I had two realizations as a kid with a disability. The first, that I had a disability and always would, practically came without thinking. Having cerebral palsy was the only reality I’d ever known. The second was much more difficult: that I was different in ways that mattered. You may be thinking, “So what? You are who you are! It doesn’t matter!” But that thought entirely discounts the very distinct experience of being disabled in a world that quite frankly, is not built for us. Of course, it matters. It matters when I have to call ahead to make sure a restaurant has a ramp. It matters when people on the street don’t want to stare at me, so instead they don’t look. And it mattered that fall, when I boarded the school bus for the first time. That autumn morning, I learned that “people like me”—students with disabilities—go on separate buses. We rode “the short bus,” while the other kids piled on “the big bus” at the bus stop down the street. In principle, segregating students with disabilities for transit to school is wrong. For folks with disabilities, that little bus is likely one of the most universally recognized symbols of oppression.

But here’s where things get complicated. Wrapped up in its many layers of dust, broken seatbelts, squeaky lifts, and bizarre detours, I found something I needed—community. When I rolled onto that bus, my peers understood my perspective. Though most of my fellow riders had cognitive disabilities, we found so much common ground. I often say that sometimes you just need to talk to someone who’s “in the same boat”…or should I say bus? Our ragtag tribe aboard that little yellow vessel, from kindergarten all the way to 12th grade, gave me that. While I’ll always be grateful for my opportunity to be educated in a mainstream classroom, being different all day is exhausting. On the bus, I belonged, easily and naturally. We could talk freely about what color to get on my next wheelchair, joke about whose aide was the most annoying, and vent about getting accommodations set up at the testing center. When high school came around and most of my non-disabled peers swapped their seats on the bus for rides in their cars, it was difficult to cope with the reality that I may never drive. But on the “short bus,” my fellow riders were beside me in the struggle. Although I would love to drive someday, I would never swap the quirky and wonderful troupe that gave me my first little taste of disability pride for anything. When the bus was late or didn’t show up, I learned to advocate, and quickly became the thorn in the dispatcher’s side. I learned to find camaraderie with people who had all types of disabilities. In turn, I learned to reject the hierarchy built on the lie that people with physical disabilities are not like those with cognitive disabilities who are not like those with psychiatric disabilities. We need each other, today and always. People often throw around the “short bus” as a derogatory term, but I have chosen to reclaim it. It belongs to me, and all the ones on the bus beside me, who were not and will never be short on talent, heart, or spirit. I’ll close by addressing the bus directly, as I did in a letter stuffed in the seat on my very last day of high school.

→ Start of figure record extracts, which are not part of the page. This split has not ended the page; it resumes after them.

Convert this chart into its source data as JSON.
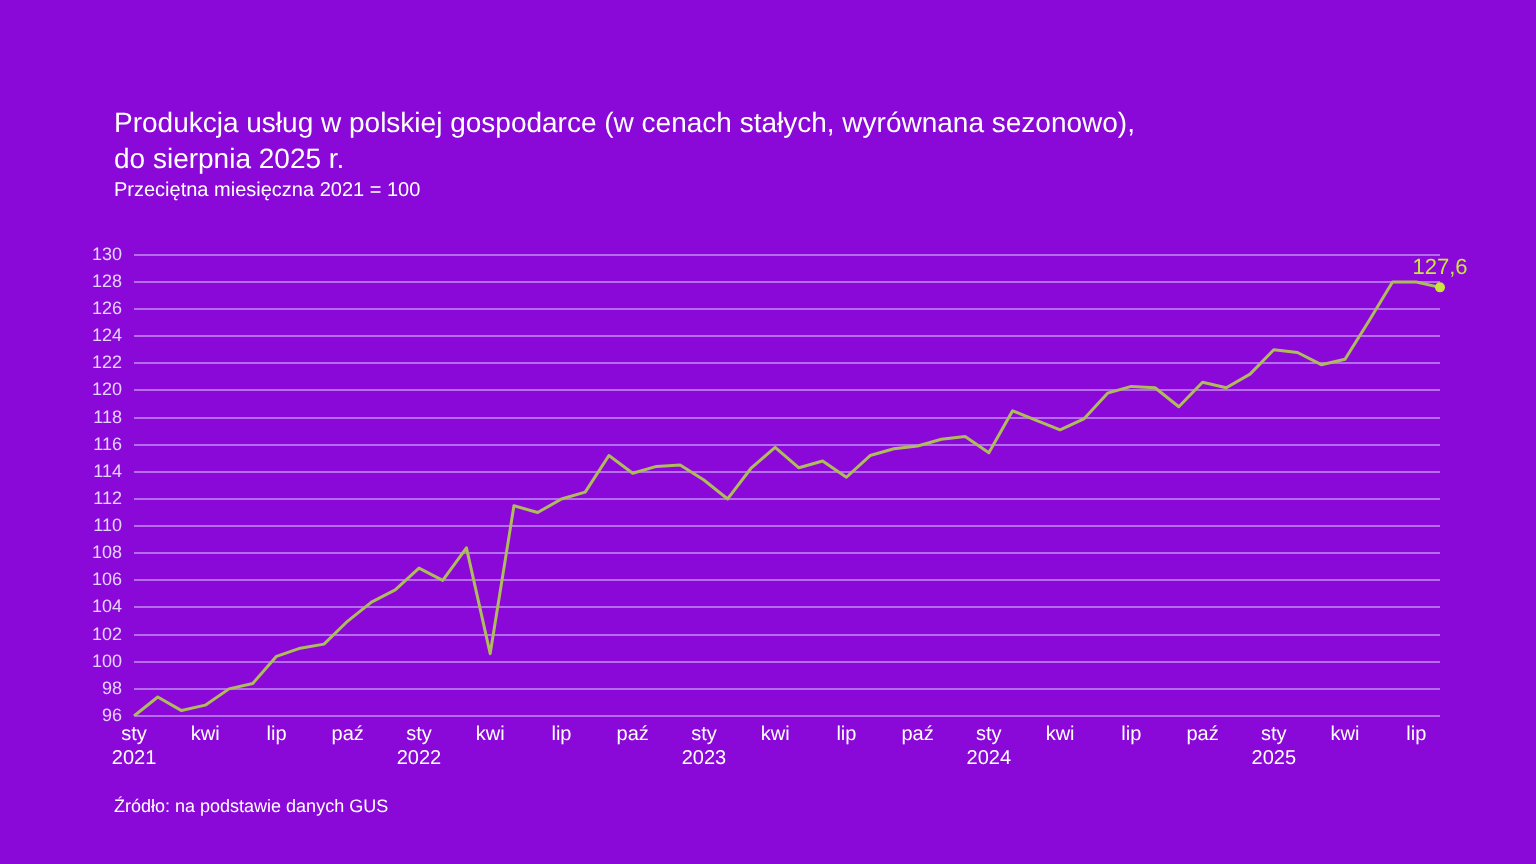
{
  "chart_data": {
    "type": "line",
    "title": "Produkcja usług w polskiej gospodarce (w cenach stałych, wyrównana sezonowo),\ndo sierpnia 2025 r.",
    "subtitle": "Przeciętna miesięczna 2021 = 100",
    "annotations": [
      "Źródło: na podstawie danych GUS"
    ],
    "categories": [
      "sty\n2021",
      null,
      null,
      "kwi",
      null,
      null,
      "lip",
      null,
      null,
      "paź",
      null,
      null,
      "sty\n2022",
      null,
      null,
      "kwi",
      null,
      null,
      "lip",
      null,
      null,
      "paź",
      null,
      null,
      "sty\n2023",
      null,
      null,
      "kwi",
      null,
      null,
      "lip",
      null,
      null,
      "paź",
      null,
      null,
      "sty\n2024",
      null,
      null,
      "kwi",
      null,
      null,
      "lip",
      null,
      null,
      "paź",
      null,
      null,
      "sty\n2025",
      null,
      null,
      "kwi",
      null,
      null,
      "lip",
      null
    ],
    "series": [
      {
        "color": "#aebc5c",
        "values": [
          96.0,
          97.4,
          96.4,
          96.8,
          98.0,
          98.4,
          100.4,
          101.0,
          101.3,
          103.0,
          104.4,
          105.3,
          106.9,
          106.0,
          108.4,
          100.6,
          111.5,
          111.0,
          112.0,
          112.5,
          115.2,
          113.9,
          114.4,
          114.5,
          113.4,
          112.0,
          114.3,
          115.8,
          114.3,
          114.8,
          113.6,
          115.2,
          115.7,
          115.9,
          116.4,
          116.6,
          115.4,
          118.5,
          117.8,
          117.1,
          117.9,
          119.8,
          120.3,
          120.2,
          118.8,
          120.6,
          120.2,
          121.2,
          123.0,
          122.8,
          121.9,
          122.3,
          125.1,
          128.0,
          128.0,
          127.6
        ],
        "value_labels": [
          null,
          null,
          null,
          null,
          null,
          null,
          null,
          null,
          null,
          null,
          null,
          null,
          null,
          null,
          null,
          null,
          null,
          null,
          null,
          null,
          null,
          null,
          null,
          null,
          null,
          null,
          null,
          null,
          null,
          null,
          null,
          null,
          null,
          null,
          null,
          null,
          null,
          null,
          null,
          null,
          null,
          null,
          null,
          null,
          null,
          null,
          null,
          null,
          null,
          null,
          null,
          null,
          null,
          null,
          null,
          "127,6"
        ]
      }
    ],
    "ylim": [
      96,
      130
    ],
    "yticks": [
      96,
      98,
      100,
      102,
      104,
      106,
      108,
      110,
      112,
      114,
      116,
      118,
      120,
      122,
      124,
      126,
      128,
      130
    ],
    "grid": "y",
    "legend": false
  }
}
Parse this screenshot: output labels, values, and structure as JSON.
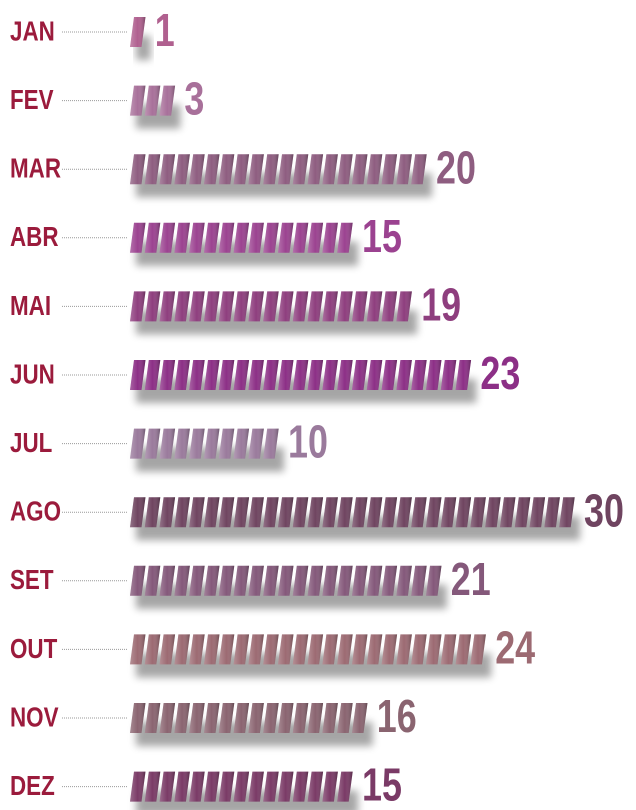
{
  "chart_data": {
    "type": "pictogram_bar",
    "categories": [
      "JAN",
      "FEV",
      "MAR",
      "ABR",
      "MAI",
      "JUN",
      "JUL",
      "AGO",
      "SET",
      "OUT",
      "NOV",
      "DEZ"
    ],
    "values": [
      1,
      3,
      20,
      15,
      19,
      23,
      10,
      30,
      21,
      24,
      16,
      15
    ],
    "label_color": "#9b1b3c",
    "colors": [
      "#b0608f",
      "#a8709a",
      "#8e5d80",
      "#9b4290",
      "#8e3e7e",
      "#8c2f86",
      "#9a7a9c",
      "#6f4460",
      "#84587a",
      "#9c6a72",
      "#8a6470",
      "#7a3a66"
    ]
  }
}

Dear short bus, I hated your lateness that would never happen on “the big bus.” I hated the way your drivers called me “the wheelchair.” I hated the way you illustrated that some people will always think of disabled folks as “less than.” Sometimes, I am overwhelmed by the ableism in the world that you made abundantly clear. When your muffler fell off in the middle of the road, you really pushed the envelope. From you, I learned the harm of segregation. But I also learned the power of solidarity, and for that I’m always grateful.

As I said earlier, it’s complicated; but I love you and I think I always have. You carry my afternoon memories of reading “Arthur” to another kid over and over again. You carry my seventh grade angst, the beginning of my advocacy, a few of my secrets, so much of my dark humor, and OK, a little piece of my heart. Let the next kids to ride you learn to be proud. And tell them that a woman who was once a little girl in a tiny blue wheelchair is rooting for them.